54 - Düğün Dansı & Yazarı Sensin

9.1K 450 107
                                    

Selam! Size 30. Bölümden beri canınızı yakan cümlenin intikamını getirdim. Bölümün devamını bir hafta içinde eklemeye çalışacağım.

Benimle birlikte hikaye yazmak isteyenler, hikaye detaylarını ve yazdığım ilk bölümü Alfajiri_ nin hesabında, "Yazarı Sensin" hikayesindenden okuyabilirsin. Hadi, birlikte kurguya yol çizelim! Kesitin sonuna tanıtımı ekleyeceğim.

___________

"Ne düşünüyorsun?

Bana samimiyetle tebessüm eden gözleri, zihnimi bir kaç ay öncesine sürükledi. Bedenim ona dokunmanın heyecanı ile kıpır kıpırken, yüreğim göğüs kafesimi zorluyordu o sıcak yaz gecesi. Her zaman olmak istediğim yerdeydim, Seyhun'la dans ediyordum. Eşi olarak... Üstümde beyaz gelinlik çevremde sevdiklerimiz. Ve tatlı bir telaş, ne diyeceğini bilemez çocuksu bir coşku geziyordu damarlarımda. Tam da böyle taze bir heyecanla bakmıştım hayran bırakan elalarına.

"Hep gelinle damadın dansta ne konuştuğunu merak etmişimdir"

Tüm heyecanımı acımasız bir düşünceye kurban etmişti ifadesizliği.

"Hep senin yerinde Derya'nın olduğunu hayal etmiştim"

Kalbime saplanan ağrıyı yok saymak zordu. Geçmiş, bu güzel gecede canımı yakmayı başarmışken samimiyetle cevap bekleyen gözlere dalgınca bakındım.

"Kağan'la olsaydım şimdi nasıl hissederdim diye düşünüyordum"

Beklenmedik cevabımla bir an kaşlarını çatsa da ardından anladığını belli edercesine başını eğip sıkıntıyla gülümsedi.

"Bedel ödetme sırası bende diyorsun yani"

Omuz silkerek istesem de alıngan irademe engel olamayarak dudağımı büzdüm. Tek elini belimden çekerek yüzüme uzattı. Parmağının tersiyle yanağımı okşarken bakışları samimi parıltıları kalbime armağan etti. Canını yakabildiğimi sanmıyordum, ama öyle dilerdim.

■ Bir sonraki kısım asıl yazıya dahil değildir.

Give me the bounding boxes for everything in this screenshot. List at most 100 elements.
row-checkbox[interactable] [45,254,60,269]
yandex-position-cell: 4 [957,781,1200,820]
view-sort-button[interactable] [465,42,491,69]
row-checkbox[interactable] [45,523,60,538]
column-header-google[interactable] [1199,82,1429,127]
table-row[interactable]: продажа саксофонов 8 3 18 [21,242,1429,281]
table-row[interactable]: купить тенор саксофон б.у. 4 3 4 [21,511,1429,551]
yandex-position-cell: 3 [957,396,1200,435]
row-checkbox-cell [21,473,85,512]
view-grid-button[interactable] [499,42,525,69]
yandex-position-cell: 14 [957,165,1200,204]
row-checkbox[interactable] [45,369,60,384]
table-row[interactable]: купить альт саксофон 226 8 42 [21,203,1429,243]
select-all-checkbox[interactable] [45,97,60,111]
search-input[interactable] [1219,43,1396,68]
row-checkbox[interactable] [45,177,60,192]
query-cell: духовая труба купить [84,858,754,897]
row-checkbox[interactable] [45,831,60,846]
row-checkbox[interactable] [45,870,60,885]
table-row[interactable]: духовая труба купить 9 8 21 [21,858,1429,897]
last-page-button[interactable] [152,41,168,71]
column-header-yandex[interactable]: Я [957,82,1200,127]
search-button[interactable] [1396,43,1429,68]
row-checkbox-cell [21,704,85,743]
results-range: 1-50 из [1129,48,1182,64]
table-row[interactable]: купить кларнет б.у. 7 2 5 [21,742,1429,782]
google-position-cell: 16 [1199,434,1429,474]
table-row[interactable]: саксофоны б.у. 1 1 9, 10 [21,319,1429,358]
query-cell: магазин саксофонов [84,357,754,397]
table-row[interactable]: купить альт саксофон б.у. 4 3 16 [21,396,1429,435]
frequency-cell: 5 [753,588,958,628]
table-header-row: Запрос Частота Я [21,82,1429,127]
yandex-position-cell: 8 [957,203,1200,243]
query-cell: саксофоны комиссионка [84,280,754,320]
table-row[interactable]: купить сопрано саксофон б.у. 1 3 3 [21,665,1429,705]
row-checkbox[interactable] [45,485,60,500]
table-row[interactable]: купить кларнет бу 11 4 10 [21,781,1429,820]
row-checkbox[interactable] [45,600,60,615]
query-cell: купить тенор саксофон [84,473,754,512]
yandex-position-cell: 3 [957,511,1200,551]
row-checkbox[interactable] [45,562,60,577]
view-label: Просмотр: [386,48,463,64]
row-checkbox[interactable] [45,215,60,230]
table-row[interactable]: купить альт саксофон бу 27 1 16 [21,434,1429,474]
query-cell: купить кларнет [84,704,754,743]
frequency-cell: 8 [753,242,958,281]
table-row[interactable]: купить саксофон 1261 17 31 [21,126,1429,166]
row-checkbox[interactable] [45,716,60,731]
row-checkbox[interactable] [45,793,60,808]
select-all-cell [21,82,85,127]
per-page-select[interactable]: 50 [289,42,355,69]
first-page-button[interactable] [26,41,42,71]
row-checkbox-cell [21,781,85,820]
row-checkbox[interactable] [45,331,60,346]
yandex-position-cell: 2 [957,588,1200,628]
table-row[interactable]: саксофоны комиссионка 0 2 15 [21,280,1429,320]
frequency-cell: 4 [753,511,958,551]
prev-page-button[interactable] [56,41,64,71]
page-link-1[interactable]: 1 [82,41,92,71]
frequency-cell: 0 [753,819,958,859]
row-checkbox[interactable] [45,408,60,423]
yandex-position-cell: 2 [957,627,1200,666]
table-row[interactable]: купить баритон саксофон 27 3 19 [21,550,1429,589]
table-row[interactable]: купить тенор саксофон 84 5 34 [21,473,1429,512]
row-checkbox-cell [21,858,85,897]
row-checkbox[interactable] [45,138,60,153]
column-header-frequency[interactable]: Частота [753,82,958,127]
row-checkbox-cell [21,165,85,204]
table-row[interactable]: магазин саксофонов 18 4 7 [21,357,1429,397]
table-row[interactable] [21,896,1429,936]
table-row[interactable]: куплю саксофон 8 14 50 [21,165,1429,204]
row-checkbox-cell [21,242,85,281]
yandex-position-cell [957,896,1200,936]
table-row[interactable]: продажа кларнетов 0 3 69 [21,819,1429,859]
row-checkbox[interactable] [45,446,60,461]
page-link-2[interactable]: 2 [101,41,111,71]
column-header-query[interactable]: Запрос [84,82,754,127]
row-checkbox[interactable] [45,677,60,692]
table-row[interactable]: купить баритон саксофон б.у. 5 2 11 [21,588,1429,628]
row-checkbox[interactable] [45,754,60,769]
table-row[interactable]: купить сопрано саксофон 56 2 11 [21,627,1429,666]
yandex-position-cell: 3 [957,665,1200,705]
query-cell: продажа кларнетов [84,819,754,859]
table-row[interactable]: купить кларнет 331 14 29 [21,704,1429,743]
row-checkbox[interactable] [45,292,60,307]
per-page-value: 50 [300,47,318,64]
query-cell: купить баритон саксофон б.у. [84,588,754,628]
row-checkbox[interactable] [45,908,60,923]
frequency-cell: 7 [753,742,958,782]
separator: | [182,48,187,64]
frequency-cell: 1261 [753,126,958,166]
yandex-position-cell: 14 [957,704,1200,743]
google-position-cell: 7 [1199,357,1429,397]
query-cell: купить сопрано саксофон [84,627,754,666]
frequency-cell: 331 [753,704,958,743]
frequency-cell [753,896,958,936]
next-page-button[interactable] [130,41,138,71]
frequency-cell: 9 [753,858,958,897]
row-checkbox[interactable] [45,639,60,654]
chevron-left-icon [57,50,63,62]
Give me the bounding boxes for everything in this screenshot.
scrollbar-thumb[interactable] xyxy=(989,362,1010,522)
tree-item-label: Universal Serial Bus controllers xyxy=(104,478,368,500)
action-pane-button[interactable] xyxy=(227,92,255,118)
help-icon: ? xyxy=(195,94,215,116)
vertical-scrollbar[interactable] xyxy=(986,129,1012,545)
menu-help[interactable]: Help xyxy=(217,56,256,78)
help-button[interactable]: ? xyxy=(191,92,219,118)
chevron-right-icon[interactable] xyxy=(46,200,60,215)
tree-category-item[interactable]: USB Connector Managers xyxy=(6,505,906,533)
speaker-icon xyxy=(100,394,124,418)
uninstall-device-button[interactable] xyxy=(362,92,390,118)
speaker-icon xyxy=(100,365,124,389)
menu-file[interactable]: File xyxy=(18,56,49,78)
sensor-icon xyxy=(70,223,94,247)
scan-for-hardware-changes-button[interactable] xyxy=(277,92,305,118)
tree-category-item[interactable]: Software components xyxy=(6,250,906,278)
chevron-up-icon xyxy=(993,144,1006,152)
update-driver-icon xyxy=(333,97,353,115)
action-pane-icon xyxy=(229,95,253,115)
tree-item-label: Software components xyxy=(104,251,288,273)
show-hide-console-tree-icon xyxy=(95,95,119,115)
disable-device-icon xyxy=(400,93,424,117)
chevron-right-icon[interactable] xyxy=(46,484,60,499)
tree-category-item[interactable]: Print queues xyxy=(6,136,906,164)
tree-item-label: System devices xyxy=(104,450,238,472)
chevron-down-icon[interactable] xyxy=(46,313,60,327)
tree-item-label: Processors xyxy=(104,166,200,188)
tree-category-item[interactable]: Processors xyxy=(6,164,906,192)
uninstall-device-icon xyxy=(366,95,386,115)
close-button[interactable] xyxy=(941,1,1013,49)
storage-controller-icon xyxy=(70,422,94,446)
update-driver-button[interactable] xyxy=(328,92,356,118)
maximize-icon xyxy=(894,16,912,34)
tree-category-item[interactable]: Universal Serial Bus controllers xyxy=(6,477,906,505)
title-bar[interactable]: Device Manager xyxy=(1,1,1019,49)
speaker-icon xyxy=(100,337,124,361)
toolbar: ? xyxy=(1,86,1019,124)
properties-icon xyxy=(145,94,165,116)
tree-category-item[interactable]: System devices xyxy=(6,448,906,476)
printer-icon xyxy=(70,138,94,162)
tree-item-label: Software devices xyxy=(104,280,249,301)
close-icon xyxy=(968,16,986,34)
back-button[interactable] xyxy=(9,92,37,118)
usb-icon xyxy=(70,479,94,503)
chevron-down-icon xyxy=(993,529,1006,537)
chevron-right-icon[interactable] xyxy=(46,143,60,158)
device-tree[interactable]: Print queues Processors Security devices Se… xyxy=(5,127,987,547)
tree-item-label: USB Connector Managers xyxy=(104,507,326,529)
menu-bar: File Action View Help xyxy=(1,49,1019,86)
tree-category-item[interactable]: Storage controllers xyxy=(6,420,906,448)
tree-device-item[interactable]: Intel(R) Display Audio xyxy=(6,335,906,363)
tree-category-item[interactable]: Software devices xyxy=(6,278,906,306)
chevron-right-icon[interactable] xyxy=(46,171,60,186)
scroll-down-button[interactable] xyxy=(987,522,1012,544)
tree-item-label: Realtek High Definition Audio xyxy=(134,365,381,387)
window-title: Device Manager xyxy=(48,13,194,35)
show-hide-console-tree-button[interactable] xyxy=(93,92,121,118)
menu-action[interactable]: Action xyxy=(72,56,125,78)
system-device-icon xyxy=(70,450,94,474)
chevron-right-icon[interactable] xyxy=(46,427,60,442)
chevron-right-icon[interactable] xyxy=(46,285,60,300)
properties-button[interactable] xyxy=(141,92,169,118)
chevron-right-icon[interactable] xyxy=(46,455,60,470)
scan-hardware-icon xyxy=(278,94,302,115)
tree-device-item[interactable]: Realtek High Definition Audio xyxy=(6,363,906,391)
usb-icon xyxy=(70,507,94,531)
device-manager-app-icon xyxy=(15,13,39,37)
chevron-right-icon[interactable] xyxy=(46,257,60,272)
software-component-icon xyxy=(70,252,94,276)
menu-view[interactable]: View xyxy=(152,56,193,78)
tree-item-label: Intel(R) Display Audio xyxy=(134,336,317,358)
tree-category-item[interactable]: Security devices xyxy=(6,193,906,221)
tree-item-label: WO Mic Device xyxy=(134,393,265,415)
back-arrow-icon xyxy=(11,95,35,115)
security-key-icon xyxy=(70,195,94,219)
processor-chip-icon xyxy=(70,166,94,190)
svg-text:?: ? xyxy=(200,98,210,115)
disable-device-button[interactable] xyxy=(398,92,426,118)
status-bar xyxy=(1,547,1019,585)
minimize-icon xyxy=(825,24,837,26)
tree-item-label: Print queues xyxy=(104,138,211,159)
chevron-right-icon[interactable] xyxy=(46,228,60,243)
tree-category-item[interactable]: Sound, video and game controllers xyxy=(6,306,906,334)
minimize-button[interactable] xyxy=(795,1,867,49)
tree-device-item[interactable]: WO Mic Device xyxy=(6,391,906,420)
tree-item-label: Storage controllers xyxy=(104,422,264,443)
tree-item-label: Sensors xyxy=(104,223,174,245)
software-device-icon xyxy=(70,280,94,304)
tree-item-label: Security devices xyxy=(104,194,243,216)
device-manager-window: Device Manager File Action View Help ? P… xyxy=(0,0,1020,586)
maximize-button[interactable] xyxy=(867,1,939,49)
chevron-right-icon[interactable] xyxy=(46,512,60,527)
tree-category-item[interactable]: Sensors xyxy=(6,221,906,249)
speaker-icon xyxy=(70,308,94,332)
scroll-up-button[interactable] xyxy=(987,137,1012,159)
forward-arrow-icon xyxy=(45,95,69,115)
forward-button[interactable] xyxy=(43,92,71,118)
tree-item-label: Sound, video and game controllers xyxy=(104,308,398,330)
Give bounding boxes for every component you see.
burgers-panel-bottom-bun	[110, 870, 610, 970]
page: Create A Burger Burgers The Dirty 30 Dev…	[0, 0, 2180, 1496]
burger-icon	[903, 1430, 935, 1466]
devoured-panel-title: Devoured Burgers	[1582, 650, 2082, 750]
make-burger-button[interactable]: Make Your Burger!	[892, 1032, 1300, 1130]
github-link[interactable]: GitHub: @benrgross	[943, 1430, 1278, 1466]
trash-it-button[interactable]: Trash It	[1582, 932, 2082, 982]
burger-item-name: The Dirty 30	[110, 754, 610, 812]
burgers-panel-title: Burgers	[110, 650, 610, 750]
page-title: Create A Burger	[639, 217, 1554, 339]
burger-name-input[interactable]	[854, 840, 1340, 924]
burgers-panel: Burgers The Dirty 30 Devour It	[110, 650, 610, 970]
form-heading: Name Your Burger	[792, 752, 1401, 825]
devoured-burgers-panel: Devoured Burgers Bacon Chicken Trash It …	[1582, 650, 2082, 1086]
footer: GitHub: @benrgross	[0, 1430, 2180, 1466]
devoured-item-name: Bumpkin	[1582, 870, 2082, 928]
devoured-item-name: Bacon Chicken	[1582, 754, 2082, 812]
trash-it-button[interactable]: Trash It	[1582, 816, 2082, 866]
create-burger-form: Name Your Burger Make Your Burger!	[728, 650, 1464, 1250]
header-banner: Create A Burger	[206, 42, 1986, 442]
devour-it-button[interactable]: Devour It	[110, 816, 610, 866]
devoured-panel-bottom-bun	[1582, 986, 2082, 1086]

"Yandığı kadar yakmak istemek her çıranın hakkı"

Bir an arkamda bir yere takılan bakışları donuklaştı. Tebessümü de bozulan ifadesiyle birlikte yok olmuştu. Parmakları hala yüzüme dokunurken sesine gereksiz soğuk bir mesafe koydu. "Belki de bu sorunun cevabını merak ettiğin kişiye sormalısın"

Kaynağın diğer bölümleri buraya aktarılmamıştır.